塩貝健人「昔のブラジルは強かった」発言が波紋、セレソン発奮材料に。主将マルキーニョス「私たちは謙虚に戦う」。北中米W杯 日本代表はラウンド32で敗退
塩貝健人 写真:早草紀子/(C)Noriko HAYAKUSA
「私たちよりも自信を持って臨んでいる」と語った真意とは――
[北中米W杯 ラウンド32]ブラジル 2-1 日本/2026年6月30日2:00/ヒューストン・スタジアム
FIFA北中米ワールドカップ(北中米W杯)決勝トーナメント1回戦(ラウンド32)、サッカー日本代表(SAMURAI BLUE)は佐野海舟の代表初ゴールで先制したものの、カゼミーロとガブリエウ・マルティネッリに得点を決められ、ブラジル代表に1-2で敗れた。
この試合前、塩貝健人が「(ブラジルの印象は?)昔は強かった、というイメージです。

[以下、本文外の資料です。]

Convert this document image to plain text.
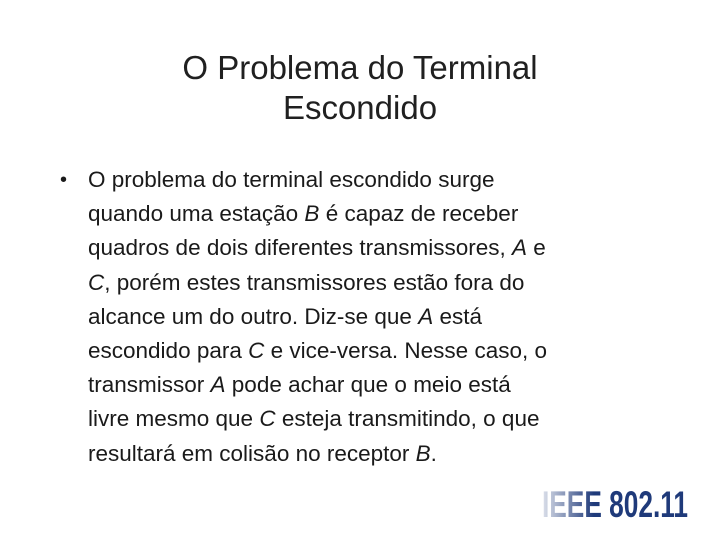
O Problema do Terminal
Escondido
• O problema do terminal escondido surge
quando uma estação B é capaz de receber
quadros de dois diferentes transmissores, A e
C, porém estes transmissores estão fora do
alcance um do outro. Diz-se que A está
escondido para C e vice-versa. Nesse caso, o
transmissor A pode achar que o meio está
livre mesmo que C esteja transmitindo, o que
resultará em colisão no receptor B.
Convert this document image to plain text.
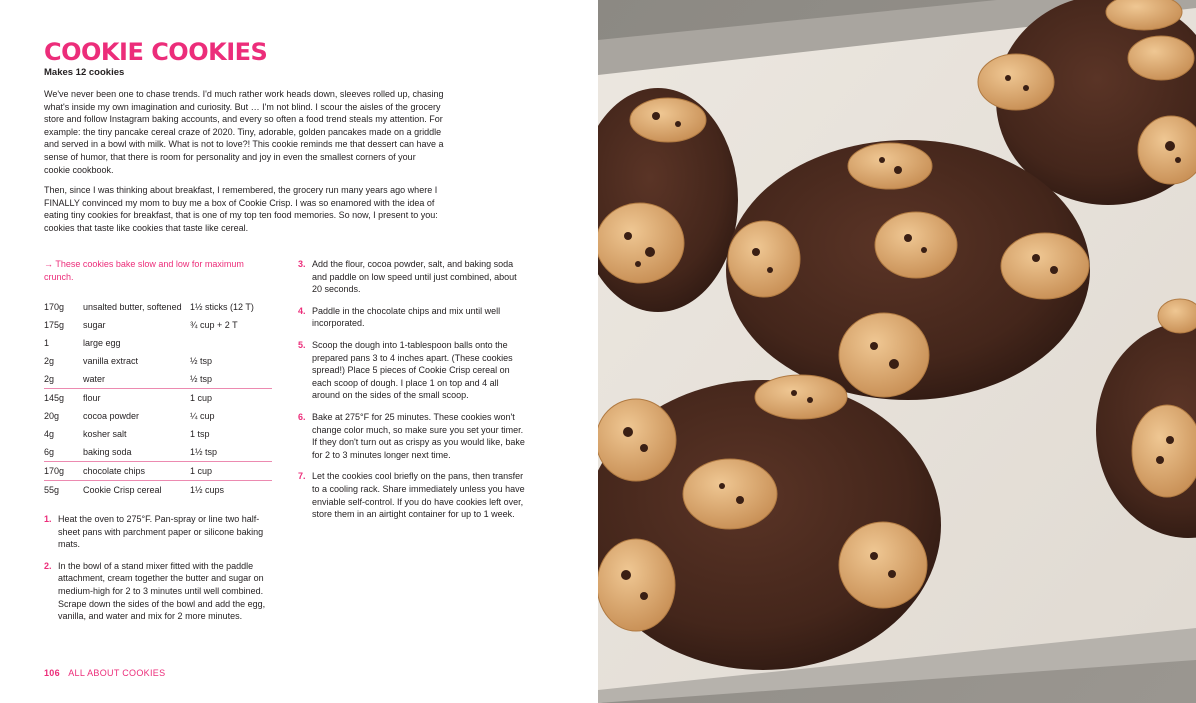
COOKIE COOKIES
Makes 12 cookies

We've never been one to chase trends. I'd much rather work heads down, sleeves rolled up, chasing what's inside my own imagination and curiosity. But … I'm not blind. I scour the aisles of the grocery store and follow Instagram baking accounts, and every so often a food trend steals my attention. For example: the tiny pancake cereal craze of 2020. Tiny, adorable, golden pancakes made on a griddle and served in a bowl with milk. What is not to love?! This cookie reminds me that dessert can have a sense of humor, that there is room for personality and joy in even the smallest corners of your cookie cookbook.

Then, since I was thinking about breakfast, I remembered, the grocery run many years ago where I FINALLY convinced my mom to buy me a box of Cookie Crisp. I was so enamored with the idea of eating tiny cookies for breakfast, that is one of my top ten food memories. So now, I present to you: cookies that taste like cookies that taste like cereal.

→ These cookies bake slow and low for maximum crunch.
170g	unsalted butter, softened 1½ sticks (12 T)
175g	sugar	¾ cup + 2 T
1	large egg
2g	vanilla extract	½ tsp
2g	water	½ tsp
145g	flour	1 cup
20g	cocoa powder	¼ cup
4g	kosher salt	1 tsp
6g	baking soda	1½ tsp
170g	chocolate chips	1 cup
55g	Cookie Crisp cereal	1½ cups
1. Heat the oven to 275°F. Pan-spray or line two half-sheet pans with parchment paper or silicone baking mats.
2. In the bowl of a stand mixer fitted with the paddle attachment, cream together the butter and sugar on medium-high for 2 to 3 minutes until well combined. Scrape down the sides of the bowl and add the egg, vanilla, and water and mix for 2 more minutes.
3. Add the flour, cocoa powder, salt, and baking soda and paddle on low speed until just combined, about 20 seconds.
4. Paddle in the chocolate chips and mix until well incorporated.
5. Scoop the dough into 1-tablespoon balls onto the prepared pans 3 to 4 inches apart. (These cookies spread!) Place 5 pieces of Cookie Crisp cereal on each scoop of dough. I place 1 on top and 4 all around on the sides of the small scoop.
6. Bake at 275°F for 25 minutes. These cookies won't change color much, so make sure you set your timer. If they don't turn out as crispy as you would like, bake for 2 to 3 minutes longer next time.
7. Let the cookies cool briefly on the pans, then transfer to a cooling rack. Share immediately unless you have enviable self-control. If you do have cookies left over, store them in an airtight container for up to 1 week.
106 ALL ABOUT COOKIES
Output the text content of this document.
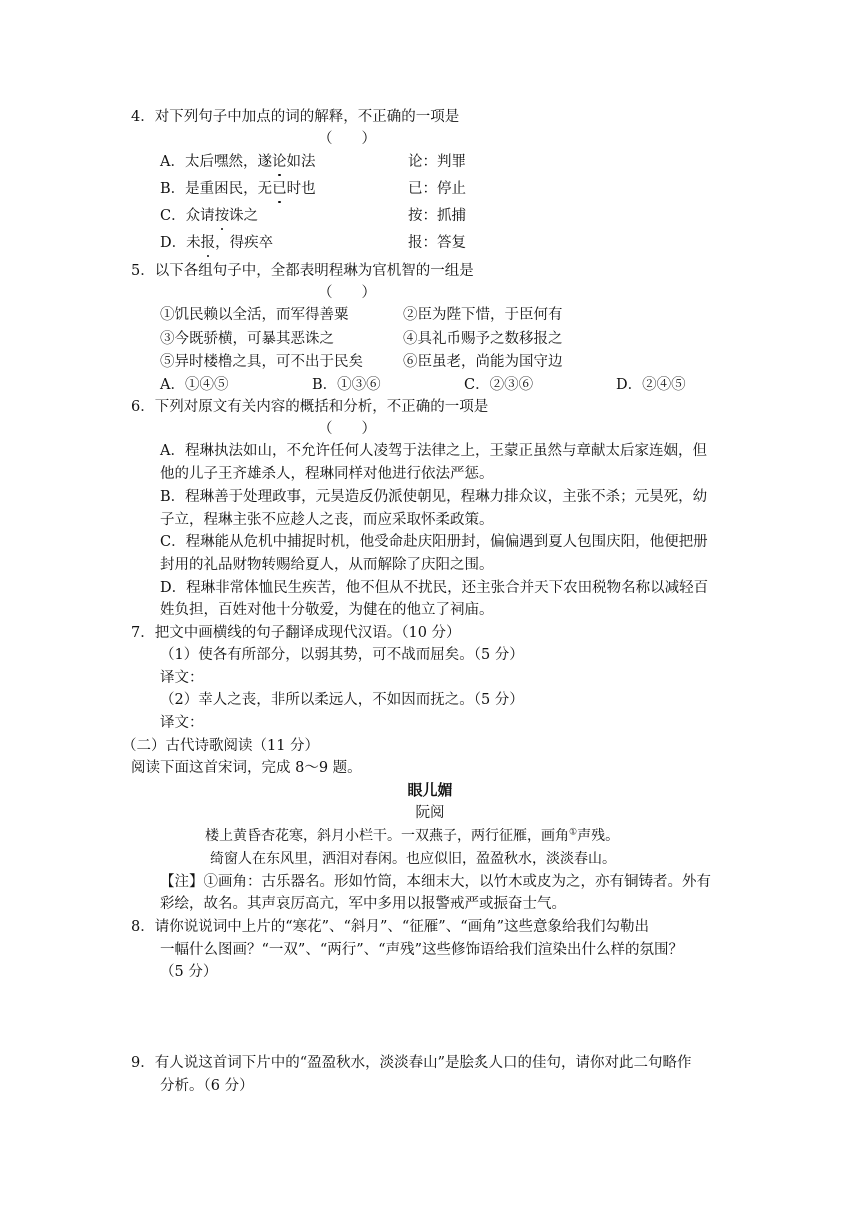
4．对下列句子中加点的词的解释，不正确的一项是
（　　）
A．太后嘿然，遂论如法	论：判罪
B．是重困民，无已时也	已：停止
C．众请按诛之	按：抓捕
D．未报，得疾卒	报：答复
5．以下各组句子中，全都表明程琳为官机智的一组是
（　　）
①饥民赖以全活，而军得善粟	②臣为陛下惜，于臣何有
③今既骄横，可暴其恶诛之	④具礼币赐予之数移报之
⑤异时楼橹之具，可不出于民矣	⑥臣虽老，尚能为国守边
A．①④⑤	B．①③⑥	C．②③⑥	D．②④⑤
6．下列对原文有关内容的概括和分析，不正确的一项是
（　　）
A．程琳执法如山，不允许任何人凌驾于法律之上，王蒙正虽然与章献太后家连姻，但
他的儿子王齐雄杀人，程琳同样对他进行依法严惩。
B．程琳善于处理政事，元昊造反仍派使朝见，程琳力排众议，主张不杀；元昊死，幼
子立，程琳主张不应趁人之丧，而应采取怀柔政策。
C．程琳能从危机中捕捉时机，他受命赴庆阳册封，偏偏遇到夏人包围庆阳，他便把册
封用的礼品财物转赐给夏人，从而解除了庆阳之围。
D．程琳非常体恤民生疾苦，他不但从不扰民，还主张合并天下农田税物名称以减轻百
姓负担，百姓对他十分敬爱，为健在的他立了祠庙。
7．把文中画横线的句子翻译成现代汉语。（10 分）
（1）使各有所部分，以弱其势，可不战而屈矣。（5 分）
译文：
（2）幸人之丧，非所以柔远人，不如因而抚之。（5 分）
译文：
（二）古代诗歌阅读（11 分）
阅读下面这首宋词，完成 8～9 题。
眼儿媚
阮阅
楼上黄昏杏花寒，斜月小栏干。一双燕子，两行征雁，画角①声残。
绮窗人在东风里，洒泪对春闲。也应似旧，盈盈秋水，淡淡春山。
【注】①画角：古乐器名。形如竹筒，本细末大，以竹木或皮为之，亦有铜铸者。外有
彩绘，故名。其声哀厉高亢，军中多用以报警戒严或振奋士气。
8．请你说说词中上片的“寒花”、“斜月”、“征雁”、“画角”这些意象给我们勾勒出
一幅什么图画？“一双”、“两行”、“声残”这些修饰语给我们渲染出什么样的氛围？
（5 分）
9．有人说这首词下片中的“盈盈秋水，淡淡春山”是脍炙人口的佳句，请你对此二句略作
分析。（6 分）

今の僕たちだったら圧倒できる力があると思う」と発言したことが、ブラジルで大々的に報じられた。試合終了後には、マテウス・クーニャが塩貝を見つけると「5回優勝しているんだ」とユニフォームの星を示し、指を下にして見せてスタッフに割って入られたシーンが、ネット上で拡散された。

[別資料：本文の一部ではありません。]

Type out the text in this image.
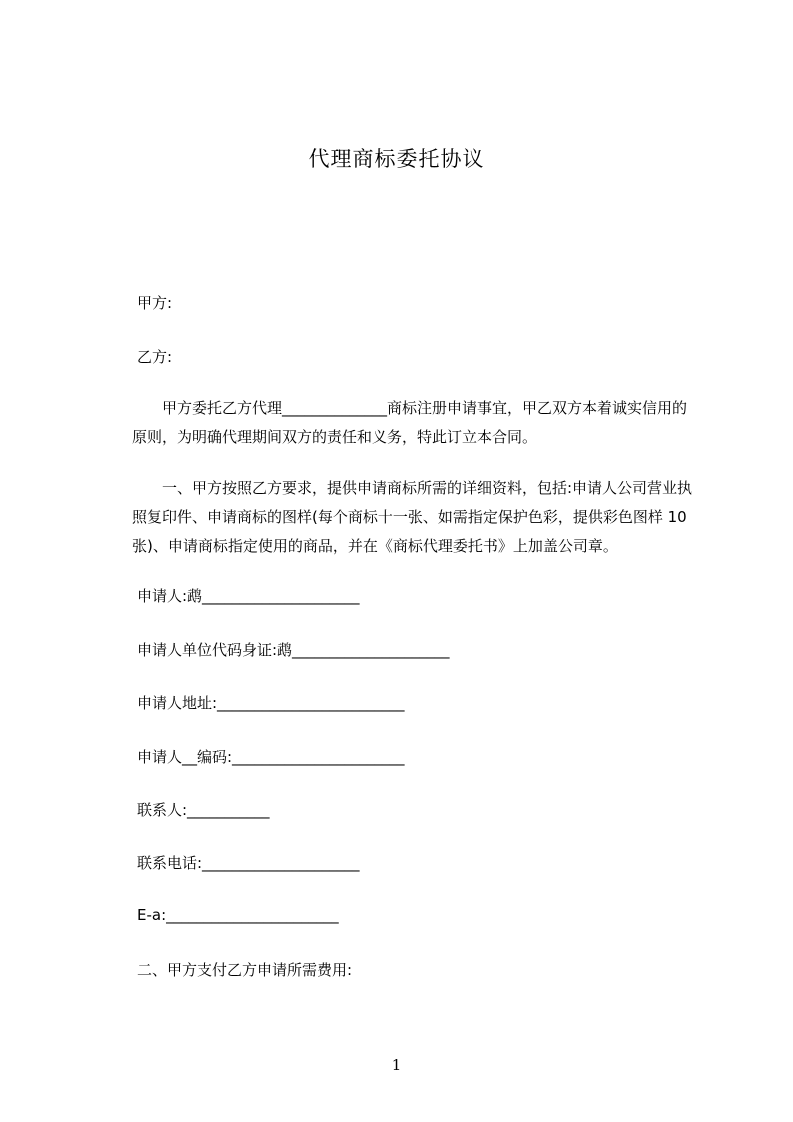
代理商标委托协议
甲方:
乙方:
甲方委托乙方代理______________商标注册申请事宜，甲乙双方本着诚实信用的
原则，为明确代理期间双方的责任和义务，特此订立本合同。
一、甲方按照乙方要求，提供申请商标所需的详细资料，包括:申请人公司营业执
照复印件、申请商标的图样(每个商标十一张、如需指定保护色彩，提供彩色图样 10
张)、申请商标指定使用的商品，并在《商标代理委托书》上加盖公司章。
申请人:鹉_____________________
申请人单位代码身证:鹉_____________________
申请人地址:_________________________
申请人__编码:_______________________
联系人:___________
联系电话:_____________________
E-a:_______________________
二、甲方支付乙方申请所需费用:
1
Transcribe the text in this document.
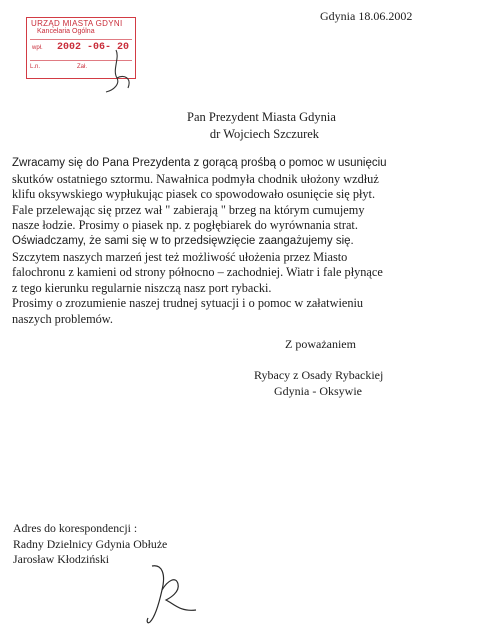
URZĄD MIASTA GDYNI
Kancelaria Ogólna
wpł. 2002 -06- 20
L.n.	Zał.
Gdynia 18.06.2002
Pan Prezydent Miasta Gdynia
dr Wojciech Szczurek
Zwracamy się do Pana Prezydenta z gorącą prośbą o pomoc w usunięciu
skutków ostatniego sztormu. Nawałnica podmyła chodnik ułożony wzdłuż
klifu oksywskiego wypłukując piasek co spowodowało osunięcie się płyt.
Fale przelewając się przez wał " zabierają " brzeg na którym cumujemy
nasze łodzie. Prosimy o piasek np. z pogłębiarek do wyrównania strat.
Oświadczamy, że sami się w to przedsięwzięcie zaangażujemy się.
Szczytem naszych marzeń jest też możliwość ułożenia przez Miasto
falochronu z kamieni od strony północno – zachodniej. Wiatr i fale płynące
z tego kierunku regularnie niszczą nasz port rybacki.
Prosimy o zrozumienie naszej trudnej sytuacji i o pomoc w załatwieniu
naszych problemów.
Z poważaniem
Rybacy z Osady Rybackiej
Gdynia - Oksywie
Adres do korespondencji :
Radny Dzielnicy Gdynia Obłuże
Jarosław Kłodziński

さらにブラジル代表のキャプテンであるマルキーニョスは試合前日の記者会見で「日本はとても良いチーム。主力の選手が揃い、ここまで素晴らしい結果を残している。私たちよりも自信を持ってワールドカップに臨んでいる」と、大きなビジョンを掲げていることに言及していた。さらにマルキーニョスはこの試合前、ブラジルメディアから塩貝のコメントを聞かされて、次のように答えていた。
「相手チームが私たちを鼓舞するために、そのようにコメントしてくれるのは良いこと。アメリカに1か月滞在しているが、私たちは常に謙虚な姿勢で取り組んでいる」
王国セレソンが受けるプレッシャーは並大抵ではない。むしろ、そういったモチベーションにつながる発言があれば、ピッチ上でチームを一つに団結する大きな力にもなる。ブラジルの主将は、そう語っていた。
試合後には、センターバックでフル出場したガブリエウ・マガリャンイスが整列する塩貝のもとに歩み寄り、何か耳打ちするシーンもあった。
もちろん、レジェンドの元セレソンであるロナウド氏の「オランダは避けたい。日本かスウェーデンなら簡単に勝てる」といった発言を受けてのコメントだったと見られる。しかし大一番を前にした若手の一言が、5度の世界王者になってきたセレソンのプライドを強烈に刺激したようだ。